American technology companies are some of the most trusted and innovative businesses in the world, providing innovative products and services to billions of customers worldwide. From AI to cutting-edge cloud computing, leading U.S. tech companies drive U.S. innovation and help power the American economy.
That success has been built on a regulatory environment that rewards risk-taking and innovation, and gives companies the flexibility to compete and evolve. This system has made the United States a global technological leader and the world’s hub for digital innovation. Despite these strengths, some U.S. lawmakers, regulators, and advocacy groups are increasingly calling for policies that would place heavy-handed restrictions on leading American businesses that risk hurting consumers, harming U.S. economic interests, and disincentivizing innovation.
These proposals include legislative efforts, like the App Store Freedom Act (ASFA) and Open App Markets Act (OAMA), to mimic regulations from foreign nations, such as the EU’s Digital Markets Act (DMA). These bills propose policies that have led to fragmented markets, degraded product quality, and resulted in shrinking investment in emerging technologies.
Under the previous administration, antitrust regulators in the U.S. moved away from well-established antitrust theories of harm designed to promote consumer welfare and encourage market dynamism. Instead, antitrust enforcers sought to bring cases based on unproven theories that punish success, leaving Americans worse off and disincentivizing innovation.
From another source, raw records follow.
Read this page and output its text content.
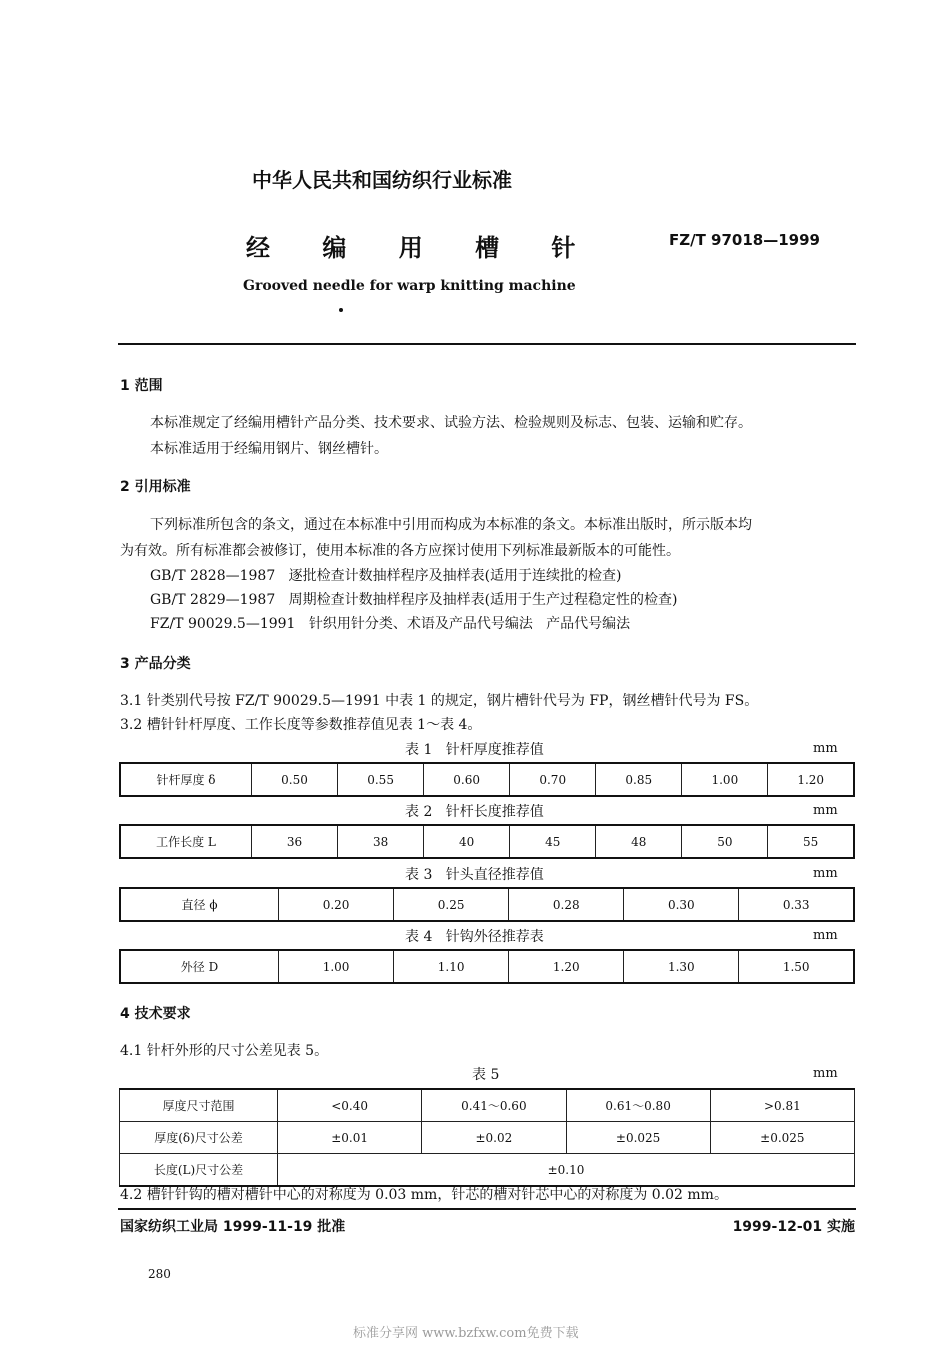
中华人民共和国纺织行业标准
经 编 用 槽 针	FZ/T 97018—1999
Grooved needle for warp knitting machine
1 范围
本标准规定了经编用槽针产品分类、技术要求、试验方法、检验规则及标志、包装、运输和贮存。
本标准适用于经编用钢片、钢丝槽针。
2 引用标准
下列标准所包含的条文，通过在本标准中引用而构成为本标准的条文。本标准出版时，所示版本均
为有效。所有标准都会被修订，使用本标准的各方应探讨使用下列标准最新版本的可能性。
GB/T 2828—1987   逐批检查计数抽样程序及抽样表(适用于连续批的检查)
GB/T 2829—1987   周期检查计数抽样程序及抽样表(适用于生产过程稳定性的检查)
FZ/T 90029.5—1991   针织用针分类、术语及产品代号编法   产品代号编法
3 产品分类
3.1 针类别代号按 FZ/T 90029.5—1991 中表 1 的规定，钢片槽针代号为 FP，钢丝槽针代号为 FS。
3.2 槽针针杆厚度、工作长度等参数推荐值见表 1～表 4。
表 1   针杆厚度推荐值	mm
针杆厚度 δ	0.50	0.55	0.60	0.70	0.85	1.00	1.20
表 2   针杆长度推荐值	mm
工作长度 L	36	38	40	45	48	50	55
表 3   针头直径推荐值	mm
直径 ϕ	0.20	0.25	0.28	0.30	0.33
表 4   针钩外径推荐表	mm
外径 D	1.00	1.10	1.20	1.30	1.50
4 技术要求
4.1 针杆外形的尺寸公差见表 5。
表 5	mm
厚度尺寸范围	<0.40	0.41～0.60	0.61～0.80	>0.81
厚度(δ)尺寸公差	±0.01	±0.02	±0.025	±0.025
长度(L)尺寸公差	±0.10			
4.2 槽针针钩的槽对槽针中心的对称度为 0.03 mm，针芯的槽对针芯中心的对称度为 0.02 mm。
国家纺织工业局 1999-11-19 批准	1999-12-01 实施
280
标准分享网 www.bzfxw.com免费下载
Rather than importing regulatory models from abroad or relying on untested theories of harm, U.S. policymakers should focus on strengthening what has worked at home. This includes targeted, flexible policies that foster innovation, protect consumers, and reduce anticompetitive regulatory barriers, creating space for new market entrants to thrive. To date, this approach has built a digital economy that accounts for 10% of U.S. GDP and supports more than 3 million American jobs. It is the reason that America is the global leader in technology and why top tech companies and thousands of startups are developing next-generation tools AI, biotech, and advanced manufacturing tools in the U.S.
At a time when the global economy is becoming more competitive, and when other nations are aggressively investing in their own tech sectors, the United States can’t afford to kneecap its most dynamic industries. Existing U.S. laws and regulations that encourage competition and innovation benefit consumers, workers, and the economy at large. Policymakers shouldn’t jeopardize America’s success with burdensome regulatory experiments modeled after foreign frameworks that are already showing signs of failure.